If one takes a trip down memory lane to Joupi in Chandel district or Churachandpur district, we can still easily visualise the pain and trauma that children were exposed to during the ethnic cleansing drive launched by the NSCN (IM) and the Kuki-Paite clash respectively.
If we take all these factors into consideration, then the very act of consigning to flames the toy guns of children, holds some very significant symbolic meanings, which otherwise cannot be expressed verbally or through the written words.
However the downside is, when this act is enacted too often, without any result, it becomes redundant and is likely to be clubbed as one of those melodramatic moments, created and scripted by some highly sentimental people, whose heart and not the head dictate their action and thought processes.

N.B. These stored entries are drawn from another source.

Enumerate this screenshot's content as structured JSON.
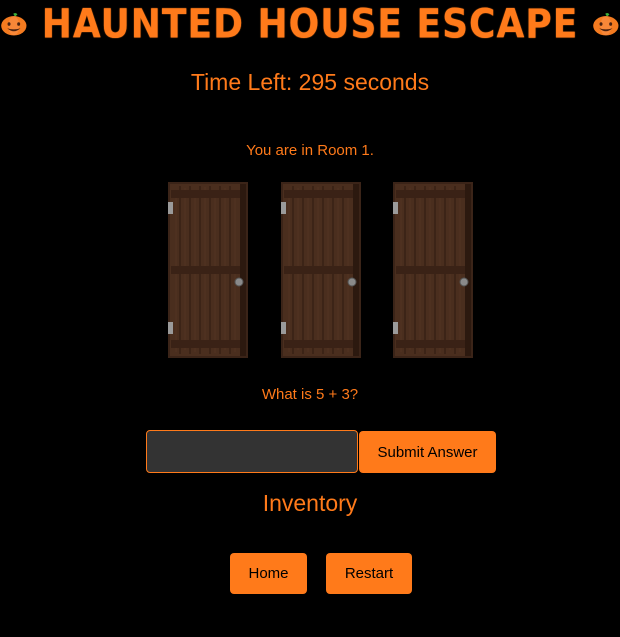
{
  "header": {
    "title": "HAUNTED HOUSE ESCAPE",
    "left_icon": "pumpkin-icon",
    "right_icon": "pumpkin-icon"
  },
  "timer": {
    "label": "Time Left:",
    "seconds": "295",
    "unit": "seconds"
  },
  "room": {
    "text": "You are in Room 1."
  },
  "doors": [
    {
      "icon": "door-icon"
    },
    {
      "icon": "door-icon"
    },
    {
      "icon": "door-icon"
    }
  ],
  "puzzle": {
    "question": "What is 5 + 3?",
    "answer_value": "",
    "submit_label": "Submit Answer"
  },
  "inventory": {
    "title": "Inventory",
    "items": []
  },
  "nav": {
    "home_label": "Home",
    "restart_label": "Restart"
  },
  "colors": {
    "accent": "#ff7a1a",
    "background": "#000000",
    "input_background": "#333333",
    "door_wood": "#4a2e1e"
  }
}
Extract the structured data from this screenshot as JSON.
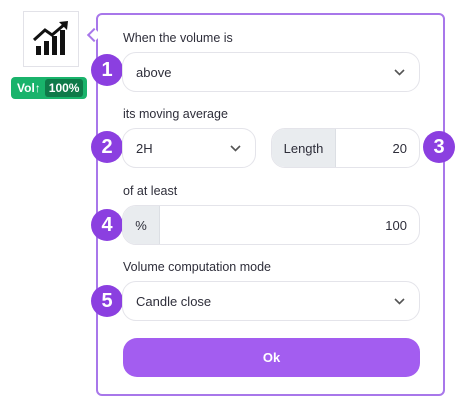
{
  "indicator": {
    "icon": "chart-trend-icon",
    "badge_label": "Vol↑",
    "badge_value": "100%"
  },
  "form": {
    "volume_label": "When the volume is",
    "volume_selected": "above",
    "average_label": "its moving average",
    "average_selected": "2H",
    "length_label": "Length",
    "length_value": "20",
    "least_label": "of at least",
    "percent_unit": "%",
    "percent_value": "100",
    "mode_label": "Volume computation mode",
    "mode_selected": "Candle close",
    "ok_label": "Ok"
  },
  "steps": [
    "1",
    "2",
    "3",
    "4",
    "5"
  ],
  "colors": {
    "accent": "#a877ea",
    "step": "#8b3fe0",
    "button": "#a35df0",
    "badge": "#19b36b"
  }
}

It is not only the violence as understood within the realm of bloodletting and confrontations and booming guns that our children have been exposed to but also equally to other acts which may not be seen as affecting the children, but in fact leave a deep scar, which time alone may not be able to heal.
We do not know how the children whose books were snatched from their school bags and consigned to the flames, during one of the revivalist drives launched to promote our culture and identity, are doing today, but rest assured to many of them, the scar will remain and it will take more than the healing touch of time to erase that scar.

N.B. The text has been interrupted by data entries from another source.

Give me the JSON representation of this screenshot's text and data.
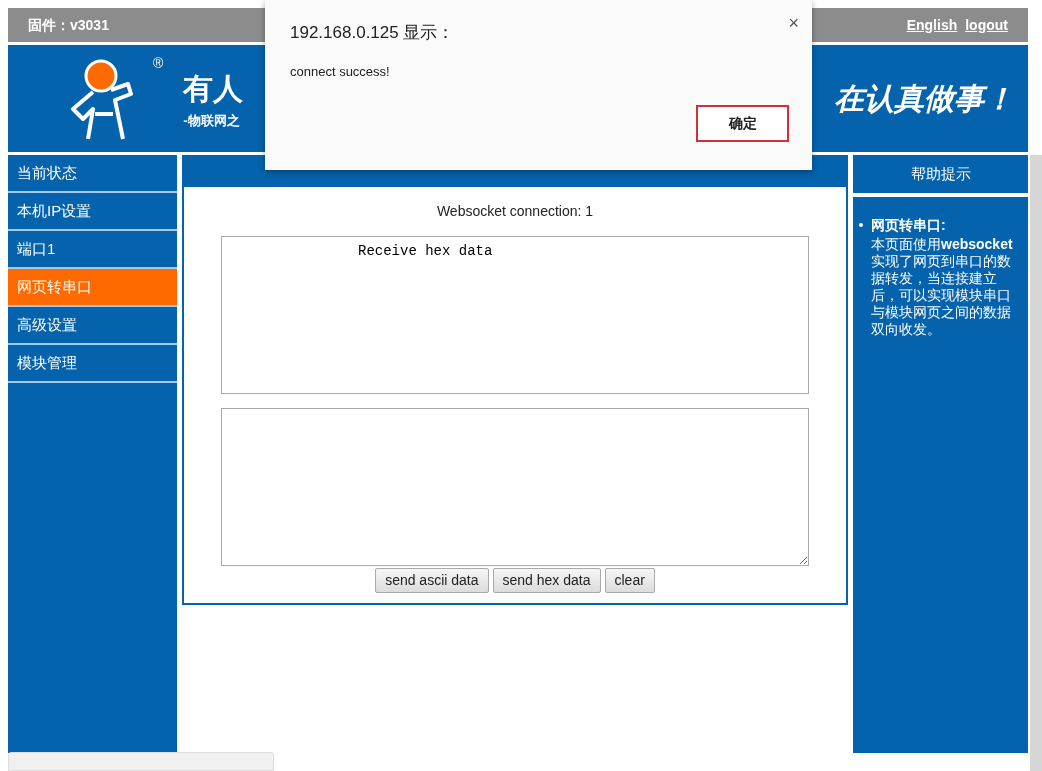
{
  "top_bar": {
    "firmware": "固件：v3031",
    "links": [
      "English",
      "logout"
    ]
  },
  "header": {
    "logo_mark": "®",
    "title": "有人",
    "subtitle": "-物联网之",
    "slogan": "在认真做事！"
  },
  "sidebar": {
    "items": [
      {
        "label": "当前状态",
        "selected": false
      },
      {
        "label": "本机IP设置",
        "selected": false
      },
      {
        "label": "端口1",
        "selected": false
      },
      {
        "label": "网页转串口",
        "selected": true
      },
      {
        "label": "高级设置",
        "selected": false
      },
      {
        "label": "模块管理",
        "selected": false
      }
    ]
  },
  "main": {
    "status": "Websocket connection: 1",
    "receive_box": {
      "value": "Receive hex data"
    },
    "buttons": [
      "send ascii data",
      "send hex data",
      "clear"
    ]
  },
  "help": {
    "title": "帮助提示",
    "heading": "网页转串口:",
    "body": "本页面使用**websocket**实现了网页到串口的数据转发，当连接建立后，可以实现模块串口与模块网页之间的数据双向收发。"
  },
  "dialog": {
    "title": "192.168.0.125 显示：",
    "message": "connect success!",
    "close": "×",
    "ok": "确定"
  }
}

We have seen it and we have also spoken out against it a number of times, but no one seems sincerely concerned about how violence and the growing gun culture have impacted on the lives of the children here.
When children as young as five or six, studying in their lower kinder gartens and even those studying in class V or VI, are made to take out a protest rally, holding placards and festoons and raising slogans along the way, what is there to be said ?
And now children are made to come out, burn their gun toys as a symbolic gesture against violence and the gun culture, with no positive response from the people who matter.
Moreover we also need to ask whether the children really understood the core meaning and its significance or not. Time was, when young boys walked around the dusty roads of Lamphel with a catapult in hand, to shoot a bird or two, but that did not make their generation any more violent than other generations.
Even thirty years ago, the kids of those days had a fascination for anything one could call a gun and it needs no elaboration to say that these children who are now in their forties, were not pioneers of the type of violence that we see today.
This is the reason why the repeated acts of consigning toy guns to flames and making a bonfire out of it have not touched the raw nerve of the people. Leave insurgency related violence aside and let's sincerely ask ourselves whether society as a whole has ever joined hands together to say a firm no to violence.
The Sora incident, the Phayeng killings of a mother and her daughter, the killing of tower guards of mobile companies, bomb attacks (no we do not consider these as insurgency, but criminal acts which does not any political issue but are strictly law and order issues), etc are all instances which we can recall to have a better understanding of violence and how it impacts on our young children.
However sincere the objective, it stands true that burning toy guns as a symbolic gesture has lost its novelty and far from being a symbolic act against violence, it has the potential to be reduced to a shambolic gesture.